Bosnia has been going through its worst political crisis since the end of the Balkan wars of the 1990s, with Bosnian Serbs challenging state institutions as part of their longtime bid to secede, emboldened by at least tacit support from Russia.
Although it lies hundreds of miles from Ukraine, NATO and the European Union – which has doubled its peacekeeping troops in Bosnia as a precaution – have warned that the war may bring more instability.
A slowing economy, forecast by the Vienna Institute for International Economic Studies to grow at 2.5% this year, down from 4.8% in 2021 and the lowest in the region, risks being undermined further as sanctions against Moscow start to bite.
“Almost 35% of our rawhide production that was aimed for the Russian market through our Italian partners is now stopped,” said Adisa Karahodzic, the general manager of the Koteks textile and leather producer in the northern town of Tesanj.

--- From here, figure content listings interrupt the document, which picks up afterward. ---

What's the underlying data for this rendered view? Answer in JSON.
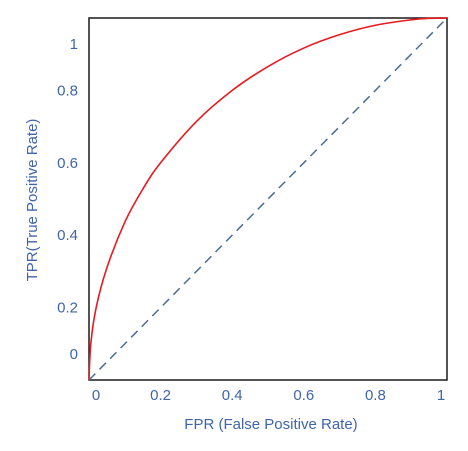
{
  "chart_data": {
    "type": "line",
    "xlabel": "FPR (False Positive Rate)",
    "ylabel": "TPR(True Positive Rate)",
    "xlim": [
      0,
      1
    ],
    "ylim": [
      0,
      1
    ],
    "x_ticks": [
      {
        "value": 0,
        "label": "0"
      },
      {
        "value": 0.2,
        "label": "0.2"
      },
      {
        "value": 0.4,
        "label": "0.4"
      },
      {
        "value": 0.6,
        "label": "0.6"
      },
      {
        "value": 0.8,
        "label": "0.8"
      },
      {
        "value": 1,
        "label": "1"
      }
    ],
    "y_ticks": [
      {
        "value": 0,
        "label": "0"
      },
      {
        "value": 0.2,
        "label": "0.2"
      },
      {
        "value": 0.4,
        "label": "0.4"
      },
      {
        "value": 0.6,
        "label": "0.6"
      },
      {
        "value": 0.8,
        "label": "0.8"
      },
      {
        "value": 1,
        "label": "1"
      }
    ],
    "grid": false,
    "series": [
      {
        "color": "#e8191f",
        "line_style": "solid",
        "x": [
          0,
          0.005,
          0.02,
          0.05,
          0.1,
          0.15,
          0.2,
          0.3,
          0.4,
          0.5,
          0.6,
          0.7,
          0.8,
          0.9,
          0.95,
          1
        ],
        "y": [
          0,
          0.1,
          0.2,
          0.31,
          0.436,
          0.527,
          0.6,
          0.714,
          0.8,
          0.866,
          0.917,
          0.954,
          0.98,
          0.995,
          0.999,
          1
        ]
      },
      {
        "color": "#4a6d96",
        "line_style": "dashed",
        "x": [
          0,
          1
        ],
        "y": [
          0,
          1
        ]
      }
    ],
    "text_color": "#3f65a8",
    "frame_color": "#1a1a1a"
  }
}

Karahodzic said that her company was already experiencing a slowdown in production since January, after foreign partners were spooked by a militarised police parade marking an illegal holiday in the Bosnian Serb region on Jan. 9.
“They have been calling and inquiring about a possible war, and some managers had postponed scheduled visits to approve new orders fearing they could get stuck if something happened,” she said. “After the coronavirus pandemic, we just go from one crisis to another.”
Calls for sanctions on the country’s autonomous Serb Republics following Bosnian Serb leader Milorad Dodik’s threats of pulling the region out of the national military, tax system and judiciary as part of his secession bid are stoking businesses’ fears.
The EU, which is Bosnia’s largest trade partner, has warned that 600 million euros ($656.5 million) worth of projects that were already agreed for Bosnia’s Serb Republic will be halted unless the Serbs resume work in state institutions.
“My hair goes up when (EU) sanctions are even mentioned,” said Dragutin Skrebic, who owns footwear producer Skrebic Company in the town of Teslic, which exports all its products to European buyers.
He said he was already struggling with rising prices of raw materials and unreliable transportation in the wake of the Ukraine war.
“We absolutely have no clue as to where this is going, we need a prophet,” he told Reuters.